Obituary - Walter Lure

On Saturday 22 August 2020, Walter Lure, best known as the rhythm guitarist and co-songwriter in JOHNNY THUNDERS AND THE HEARTBREAKERS, passed away. He was aged 71. The cause of death was due to complications arising from liver and lung cancer.  
Lure was born Walter Charles Lurh Jr on 22 April 1949 in Floral Park, in the Queens borough of New York City, the son of Eillien Luhr (ne: Kealy) and Walter Lurh, a retail banker. He grew up in Queens Village while his teens were spent in Floral Park, Nassau County. 
On graduating from Fordham University - where he majored in English and minored in Chemistry - he tested safety products for the Food And Drug Administration in Brooklyn. 
In 1975, after playing in a number of cover bands, he joined THE HEARTBREAKERS. In his autobiography published earlier this year, To Hell And Back: My Life In Johnny Thunders’ Heartbreakers, he wrote of his meeting with the band at Richard Hell’s East Village apartment where his hair was cut off and Jerry Nolan cooked up a shot of Heroin: “Everything I would experience during that period, but especially throughout the life span of the Heartbreakers, would ultimately be refracted through the lens of my addiction.”
He had distinct opinions on how a Rock ‘n’ Roll band should sound, writing in the same autobiography: “It was as if everybody was so concerned about somehow sounding ‘unique’ that they forgot that, sometimes, the kids just wanna rock. That was the niche that the Heartbreakers slipped into, and that was why they’d excited me so.” That was directed to his NYC contemporaries TALKING HEADS and TELEVISION. 
Within THE HEARTBREAKERS, he performed on and wrote several songs on what became one of the late-70s most iconic, influential and down-right enjoyable albums, ‘L.A.M.F’ - this included taking over lead vocal duties on such classics as ‘One Track Mind’ and ‘All By Myself’. The band played all of the NYC hotspots of the era, plus the infamous ‘Anarchy’ UK tour of 1977 with SEX PISTOLS.  He left the band in 1978 but returned a number of times through to 1991.
Post-HEARTBREAKERS he scored a job as a stock broker on Wall Street running financial date for a computing company - a job he supposedly garnered via his father’s connections. This lead to a position at a brokerage firm overseeing a team of 125 and a long career in finance that lasted until he retired, in 2015.

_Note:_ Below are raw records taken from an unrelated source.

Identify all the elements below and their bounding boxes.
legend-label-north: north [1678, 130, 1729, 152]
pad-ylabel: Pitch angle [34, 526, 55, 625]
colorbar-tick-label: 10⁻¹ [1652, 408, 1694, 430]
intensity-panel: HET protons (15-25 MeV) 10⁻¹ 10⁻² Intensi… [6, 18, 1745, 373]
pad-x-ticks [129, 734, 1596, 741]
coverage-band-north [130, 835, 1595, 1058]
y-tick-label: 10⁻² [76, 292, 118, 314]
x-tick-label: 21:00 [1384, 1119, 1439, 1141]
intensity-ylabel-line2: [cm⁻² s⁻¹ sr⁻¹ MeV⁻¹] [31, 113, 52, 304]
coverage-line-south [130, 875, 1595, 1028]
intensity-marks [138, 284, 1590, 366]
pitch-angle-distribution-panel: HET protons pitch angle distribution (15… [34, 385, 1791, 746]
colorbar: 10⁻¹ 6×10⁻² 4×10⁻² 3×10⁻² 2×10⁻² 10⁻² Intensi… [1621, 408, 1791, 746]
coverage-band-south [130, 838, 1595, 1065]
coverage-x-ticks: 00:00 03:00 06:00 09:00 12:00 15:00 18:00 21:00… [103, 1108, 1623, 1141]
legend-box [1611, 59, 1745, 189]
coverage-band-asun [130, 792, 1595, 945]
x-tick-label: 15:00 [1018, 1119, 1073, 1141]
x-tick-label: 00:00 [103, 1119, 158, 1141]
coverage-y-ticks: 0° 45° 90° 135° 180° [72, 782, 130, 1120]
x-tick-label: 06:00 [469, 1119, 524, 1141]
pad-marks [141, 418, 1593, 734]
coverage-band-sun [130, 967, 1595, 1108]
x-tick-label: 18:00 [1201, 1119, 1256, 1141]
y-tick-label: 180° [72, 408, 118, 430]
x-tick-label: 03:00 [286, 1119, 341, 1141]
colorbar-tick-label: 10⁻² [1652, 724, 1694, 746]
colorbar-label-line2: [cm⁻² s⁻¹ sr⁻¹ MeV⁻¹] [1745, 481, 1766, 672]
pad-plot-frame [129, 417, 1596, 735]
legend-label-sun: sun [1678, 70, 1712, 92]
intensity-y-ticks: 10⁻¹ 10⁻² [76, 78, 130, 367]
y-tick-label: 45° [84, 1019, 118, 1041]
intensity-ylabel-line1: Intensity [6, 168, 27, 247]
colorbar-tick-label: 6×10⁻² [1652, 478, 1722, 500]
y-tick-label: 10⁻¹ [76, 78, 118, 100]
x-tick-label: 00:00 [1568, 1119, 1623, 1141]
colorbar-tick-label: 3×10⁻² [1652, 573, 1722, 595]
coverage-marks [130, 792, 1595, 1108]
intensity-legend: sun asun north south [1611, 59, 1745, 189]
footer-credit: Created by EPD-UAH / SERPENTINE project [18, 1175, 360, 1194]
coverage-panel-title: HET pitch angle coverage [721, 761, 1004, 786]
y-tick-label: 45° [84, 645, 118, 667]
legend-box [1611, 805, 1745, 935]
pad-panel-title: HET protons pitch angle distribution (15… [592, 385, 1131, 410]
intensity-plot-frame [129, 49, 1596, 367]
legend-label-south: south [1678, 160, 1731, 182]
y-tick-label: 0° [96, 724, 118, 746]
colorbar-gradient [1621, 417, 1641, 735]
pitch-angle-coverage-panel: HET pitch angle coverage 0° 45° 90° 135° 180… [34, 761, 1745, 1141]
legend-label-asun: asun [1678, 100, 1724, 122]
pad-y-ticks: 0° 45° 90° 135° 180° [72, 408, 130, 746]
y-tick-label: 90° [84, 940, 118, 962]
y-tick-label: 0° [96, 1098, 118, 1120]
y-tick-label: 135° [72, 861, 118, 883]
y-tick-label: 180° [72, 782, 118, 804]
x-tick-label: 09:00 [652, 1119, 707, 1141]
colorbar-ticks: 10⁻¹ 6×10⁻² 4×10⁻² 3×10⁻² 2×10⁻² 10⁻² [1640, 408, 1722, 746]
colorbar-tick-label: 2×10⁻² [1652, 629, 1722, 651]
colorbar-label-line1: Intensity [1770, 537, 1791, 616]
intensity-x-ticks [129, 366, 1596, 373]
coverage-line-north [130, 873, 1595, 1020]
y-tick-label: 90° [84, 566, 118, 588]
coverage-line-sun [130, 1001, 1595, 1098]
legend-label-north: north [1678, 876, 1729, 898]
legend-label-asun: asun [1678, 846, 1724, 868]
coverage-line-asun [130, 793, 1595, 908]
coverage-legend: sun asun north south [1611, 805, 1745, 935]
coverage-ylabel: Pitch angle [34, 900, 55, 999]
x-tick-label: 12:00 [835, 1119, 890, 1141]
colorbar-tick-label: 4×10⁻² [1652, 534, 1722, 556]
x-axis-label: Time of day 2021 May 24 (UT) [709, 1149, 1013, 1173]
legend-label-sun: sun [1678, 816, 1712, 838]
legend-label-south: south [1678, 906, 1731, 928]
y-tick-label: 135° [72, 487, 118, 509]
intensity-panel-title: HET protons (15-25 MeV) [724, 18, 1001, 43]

In 1988, he managed to sober up and dry out after years of drug abuse. Throughout this time, he intermittently played several HEARTBREAKERS reunions, continued to work with JOHNNY THUNDERS on his solo work, augmented RAMONES on both ‘Subterranean Jungle’, ‘Too Tough To Die’, worked with the bands THE BLESSED, THE HURRICANES and THE HEROES  plus his own band, WALTER LURE AND THE WALDOS which released its debut album in 1994 with ‘Rent Party’ and a final album in 2018 entitled ‘Wacka Lacka Loom Bop A Loom Bam Boo’.
The last surviving member of the iconic HEARTBREAKERS line-up, Lure passed away peacefully in hospital surrounded by family and friends. 
Lure is survived by his son, Damian Da Costa, a brother William Luhr, twin granddaughters and his partner, Mr Andy Le. 

I never got to see Walter Lure live. I am a massive Johnny Thunders fan and have watched a lot of videos, listened to a lot of records (official and bootlegged) and, without a doubt, Lure was the best accompaniment for the Thunders talent.  He seemed to provide a bit of grounding, with his centre stage position. It’s also clear that his tracks on ‘L.A.M.F’ gave it that extra dynamic that pushes it into a different league.  And let’s face it, if Johnny Ramone can allow him to cut guitar parts on three RAMONES albums, then the talent speaks for itself.